The sharp disparity in results comes at a time when Indonesia and Turkey began administering this Chinese vaccine to their citizens.
According to the “New York Times”, officials at the Botantan Institute, which runs the trial in Brazil, and the São Paulo government, which oversees the institute, said that an experiment conducted in Brazil showed that the Chinese company Sinovac’s vaccine proved effective at just over 50 percent.
This percentage is slightly higher than the rate at which the World Health Organization said it would make the vaccine effective for public use, but it is much lower than the 78 percent announced in Brazil also last week.
These results could have major implications for a vaccine important to China’s global health diplomacy. At least 10 countries have requested more than 380 million doses of this vaccine, although regulatory agencies have yet to fully approve them.
On Wednesday, a senior Hong Kong official said that an advisory committee will carefully review the vaccine based on clinical trial data before it is released there.
“Those countries that have ordered vaccines made in China will likely question their usefulness,” said Yanzhong Huang, a Chinese healthcare expert.
“Opposition parties in these countries may take advantage of this to challenge the decision taken by their governments, and this is likely to have domestic political repercussions in these countries,” Huang added.

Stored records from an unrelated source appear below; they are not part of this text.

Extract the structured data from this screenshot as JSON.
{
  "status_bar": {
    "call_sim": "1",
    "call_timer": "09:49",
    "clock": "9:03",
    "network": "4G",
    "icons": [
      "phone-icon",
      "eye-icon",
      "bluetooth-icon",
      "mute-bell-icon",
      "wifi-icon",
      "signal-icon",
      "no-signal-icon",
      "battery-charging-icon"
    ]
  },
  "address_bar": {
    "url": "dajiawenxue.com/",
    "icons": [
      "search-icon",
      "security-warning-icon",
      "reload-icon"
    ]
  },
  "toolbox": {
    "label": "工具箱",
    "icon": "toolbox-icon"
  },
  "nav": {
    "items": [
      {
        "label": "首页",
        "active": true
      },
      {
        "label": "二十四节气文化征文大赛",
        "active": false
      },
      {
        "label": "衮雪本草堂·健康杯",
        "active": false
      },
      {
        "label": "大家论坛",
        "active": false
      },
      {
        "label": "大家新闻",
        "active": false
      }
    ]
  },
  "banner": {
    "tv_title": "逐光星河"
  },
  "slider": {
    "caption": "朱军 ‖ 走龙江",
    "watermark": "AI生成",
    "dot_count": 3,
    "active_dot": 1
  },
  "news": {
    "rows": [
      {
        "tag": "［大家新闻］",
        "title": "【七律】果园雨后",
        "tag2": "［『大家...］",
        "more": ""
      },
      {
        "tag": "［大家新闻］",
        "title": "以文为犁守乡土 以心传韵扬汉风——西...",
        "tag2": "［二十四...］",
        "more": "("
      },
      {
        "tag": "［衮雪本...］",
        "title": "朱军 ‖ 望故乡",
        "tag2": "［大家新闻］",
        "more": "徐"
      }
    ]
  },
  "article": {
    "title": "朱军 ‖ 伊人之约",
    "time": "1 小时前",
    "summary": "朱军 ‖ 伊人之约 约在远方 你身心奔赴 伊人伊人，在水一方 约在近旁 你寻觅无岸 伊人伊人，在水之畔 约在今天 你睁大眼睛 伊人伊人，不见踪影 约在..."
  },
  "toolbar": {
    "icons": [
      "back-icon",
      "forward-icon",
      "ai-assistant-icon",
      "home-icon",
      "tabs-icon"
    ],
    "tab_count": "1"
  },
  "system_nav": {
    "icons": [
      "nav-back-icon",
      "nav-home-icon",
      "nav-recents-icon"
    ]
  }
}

For months, Chinese officials have said that vaccines manufactured by Sinovac and Sinopharm, the state-owned vaccine manufacturer, will be important to fighting the epidemic in poor countries that do not have extensive health care infrastructure.
In December, Egypt received the first shipment of the vaccine developed by Sinopharm, which was being tested in the UAE. Jordan received supplies of the same vaccine, last week.
And unlike vaccines made by the US pharmaceutical companies Pfizer and Moderna, China’s vaccines do not need to be frozen.
And with the disappointing hopes of the Chinese vaccine, the more effective, coolant, the Oxford-AstraZeneca and Johnson & Johnson vaccines represent an alternative.
But it is now unclear whether the governments that have bought the Chinese vaccines can cancel their deals and turn to other companies.
Unlike some other vaccines, the Sinovac vaccine relies on an ancient technology that uses chemicals to weaken or kill the virus, and then introduce it into a vaccine to excite the antibodies of the vaccine recipient.
However, killing the virus can weaken the effectiveness of the vaccine, leading to an immune response that may be less effective, according to the New York Times.